Oba określenia pochodzą z języka angielskiego. „Skimming” to przestępstwo, które polega na bezprawnym skopiowaniu zawartości paska magnetycznego karty bankowej (bankomatowej, kredytowej itp.) w celu wytworzenia duplikatu oryginalnej karty. Taka zduplikowana karta działa tak samo jak oryginalna, a transakcje nią dokonane obciążają prawowitego właściciela. – Karty mogą być kopiowane w sklepach, restauracjach, na stacjach benzynowych, w zasadzie w każdym punkcie, gdzie można dokonywać płatności kartami. Dokonuje tego sprzedawca, który współpracuje z przestępcami lub sam jest przestępcą. Ponieważ zazwyczaj jest ona w posiadaniu przestępcy krótko, nie zawsze ma on okazję poznać jej kod PIN. Dlatego najczęściej kopiowane są karty, które nie wymagają autoryzacji przy pomocy PIN-u – tłumaczy podkom. Emilia Kuligowska z KPP w Legionowie. Do kopiowania służy małe urządzenie zawierające czytnik kart oraz pamięć pozwalającą na zapisywanie zawartości pasków magnetycznych.
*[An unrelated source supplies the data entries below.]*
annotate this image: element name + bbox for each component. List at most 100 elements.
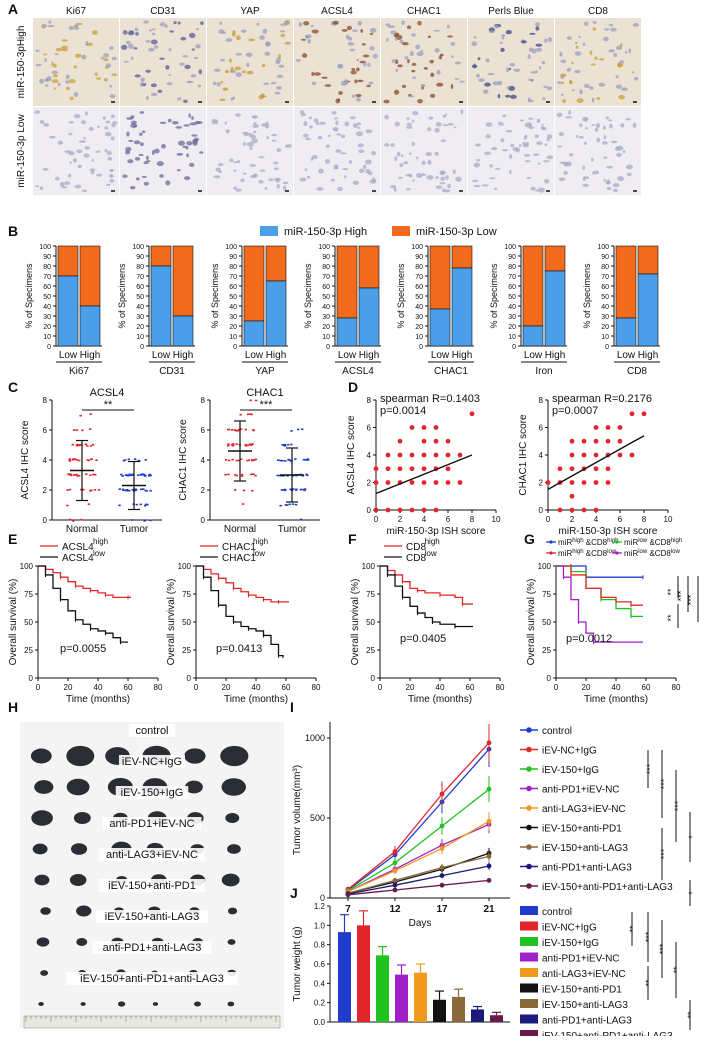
cell-nucleus [111,123,116,128]
cell-nucleus [542,96,546,101]
cell-nucleus [583,83,590,89]
row-label: miR-150-3pHigh [16,26,27,99]
cell-nucleus [151,32,156,36]
panel-letter-H: H [8,699,18,715]
e-x-tick-label: 0 [378,683,383,692]
c-data-point [281,459,284,462]
cell-nucleus [546,86,553,91]
b-y-tick-label: 40 [43,304,51,311]
b-y-tick-label: 0 [512,344,516,351]
cell-nucleus [427,127,432,132]
cell-nucleus [307,39,312,44]
cell-nucleus [537,162,541,165]
b-bar-low [172,245,194,317]
cell-nucleus [130,123,138,128]
cell-nucleus [177,97,182,101]
d-data-point [569,438,575,444]
cell-nucleus [502,114,507,118]
c-data-point [230,429,234,431]
cell-nucleus [120,44,128,50]
cell-nucleus [589,86,594,90]
c-data-point [304,459,308,461]
cell-nucleus [476,158,481,162]
d-data-point [373,466,379,472]
c-y-tick-label: 4 [43,456,48,465]
g-legend-label: miRlow &CD8high [624,538,682,547]
cell-nucleus [42,168,49,171]
i-legend-label: iEV-150+anti-PD1 [542,824,622,835]
cell-nucleus [57,140,63,145]
cell-nucleus [84,111,88,116]
i-legend-label: iEV-150+IgG [542,765,599,776]
cell-nucleus [324,84,332,87]
cell-nucleus [584,21,589,27]
c-data-point [231,443,235,446]
tumor-sample [40,970,49,976]
b-group-name: Ki67 [69,366,89,377]
c-data-point [287,459,290,461]
cell-nucleus [509,94,517,99]
d-data-point [421,438,427,444]
d-data-point [397,466,403,472]
cell-nucleus [527,54,531,60]
cell-nucleus [264,51,271,56]
cell-nucleus [103,52,109,58]
e-x-tick-label: 20 [222,683,231,692]
cell-nucleus [415,44,421,50]
cell-nucleus [51,61,54,67]
cell-nucleus [315,121,320,126]
cell-nucleus [355,93,362,98]
c-data-point [231,458,234,461]
histology-tile [555,107,641,195]
d-y-tick-label: 0 [367,506,372,515]
cell-nucleus [43,78,51,82]
cell-nucleus [477,57,481,61]
cell-nucleus [198,151,204,154]
c-data-point [302,458,306,461]
d-data-point [545,480,551,485]
survival-curve [380,565,473,628]
cell-nucleus [197,84,202,88]
i-legend-label: anti-PD1+iEV-NC [542,785,620,796]
j-y-tick-label: 0.2 [314,999,326,1008]
c-title: ACSL4 [90,387,125,399]
cell-nucleus [159,121,167,125]
c-data-point [78,443,82,446]
c-data-point [303,488,307,490]
cell-nucleus [454,61,462,65]
legend-label-low: CHAC1 [222,553,256,564]
d-data-point [433,438,439,444]
cell-nucleus [346,25,352,31]
survival-curve [196,565,289,603]
tumor-sample [225,812,240,824]
cell-nucleus [333,167,339,170]
cell-nucleus [369,27,377,33]
cell-nucleus [193,56,199,60]
panel-letter-I: I [290,699,294,715]
cell-nucleus [69,96,74,101]
cell-nucleus [565,116,573,119]
cell-nucleus [446,24,450,29]
c-data-point [121,488,125,491]
cell-nucleus [400,154,404,157]
cell-nucleus [571,89,575,92]
cell-nucleus [562,98,566,104]
b-y-tick-label: 30 [508,314,516,321]
c-data-point [254,399,258,402]
j-sig-label: *** [644,931,654,942]
cell-nucleus [396,151,401,157]
c-data-point [224,459,228,461]
cell-nucleus [80,120,87,125]
cell-nucleus [538,66,542,70]
e-y-tick-label: 50 [366,618,375,627]
row-label: miR-150-3p Low [16,114,27,188]
tumor-sample [80,1002,86,1006]
cell-nucleus [611,140,618,144]
b-y-tick-label: 20 [415,324,423,331]
cell-nucleus [524,160,531,163]
b-bar-low [79,245,101,307]
cell-nucleus [451,55,454,58]
c-data-point [231,444,235,447]
cell-nucleus [156,161,164,167]
cell-nucleus [535,26,540,31]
Znacznie groźniejszy jest jednak skimming bankomatowy. Zjawisko to polega na zainstalowaniu przez przestępców specjalnych urządzeń w bankomatach. – Służą one do pozyskiwania nie tylko danych paska magnetycznego kart, ale także kodów PIN. Urządzenia mogą być montowane na bankomatach oraz w ich wnętrzu. Zazwyczaj złodzieje instalują komplet nakładek na bankomat. Jedna część montowana jest w miejscu, gdzie wsuwa się kartę do bankomatu, druga – z kamerą, jako dodatkowy baner świetlny, podwieszana jest w górnej części urządzenia – informuje podkom. Kuligowska.
Natomiast phishing – celowo błędny zapis słowa „fishing” (łowienie ryb) – to najkrócej mówiąc, pozyskanie poufnej informacji osobistej. Phisherzy wykorzystują w tym celu mechanizmy socjotechniczne. Ich celem są aukcje internetowe i witryny banków. Jak działają tacy przestępcy? Najprościej, rozsyłając maile, które udają oficjalne wiadomości od banków. Zazwyczaj zawierają one informację o rzekomym zdezaktywowaniu konta i konieczności jego ponownego reaktywowania. – W mailu znajduje się odnośnik do strony, na której można dokonać ponownej aktywacji konta. Mimo że witryna z wyglądu przypomina stronę prawdziwą, w rzeczywistości jest to przygotowana przez przestępcę pułapka. Nieostrożni i nieświadomi użytkownicy ujawniają swoje dane uwierzytelniające (kody PIN, identyfikatory i hasła). Bywa również, że przestępcy posługują się prostszymi metodami, które polegają na wysłaniu maila z prośbą, a czasem wręcz żądaniem podania danych służących do logowania na konto i jego autoryzacji – wyjaśnia rzeczniczka legionowskiej policji.
Innym sposobem działania cyberprzestępców, który ma doprowadzić do poznania poufnych danych, jest wykorzystywanie złośliwego oprogramowania, zwanego w zależności od swojej formy: robakami, trojanami lub wirusami. Takiego „robaka” można ściągnąć, korzystając z zainfekowanych witryn internetowych. Dlatego policjanci przestrzegają i przypominają, że każdy internauta powinien mieć świadomość zagrożeń, jakie wiążą się z pobieraniem z sieci oprogramowania z niepewnych serwerów czy odpowiadaniem na podejrzaną pocztę elektroniczną.
Pamiętajmy, że:
• serwisy nie wysyłają e-maili z prośbą o odwiedzenie i zalogowanie się na stronie
• nie należy otwierać hiperłączy bezpośrednio z otrzymanego e-maila
• należy regularnie uaktualniać system i oprogramowanie
• nie wolno przesyłać mailem żadnych danych osobistych – w żadnym wypadku nie wypełniajmy danymi osobistymi formularzy zawartych w wiadomości e-mail
• zastanówmy się nad napisaniem wiadomości e-mail zwykłym tekstem zamiast HTML
• banki i instytucje finansowe stosują protokół HTTPS tam, gdzie konieczne jest zalogowanie do systemu. Adres strony WWW rozpoczyna się wtedy od wyrażenia „https://”, a nie „http://”. Jeśli strona z logowaniem nie zawiera w adresie nazwy protokołu HTTPS, powinno się to zgłosić bankowi i nie podawać na niej żadnych danych.
O każdym podejrzeniu przestępstwa powinniśmy jak najszybciej poinformować policjantów lub pracowników danego banku.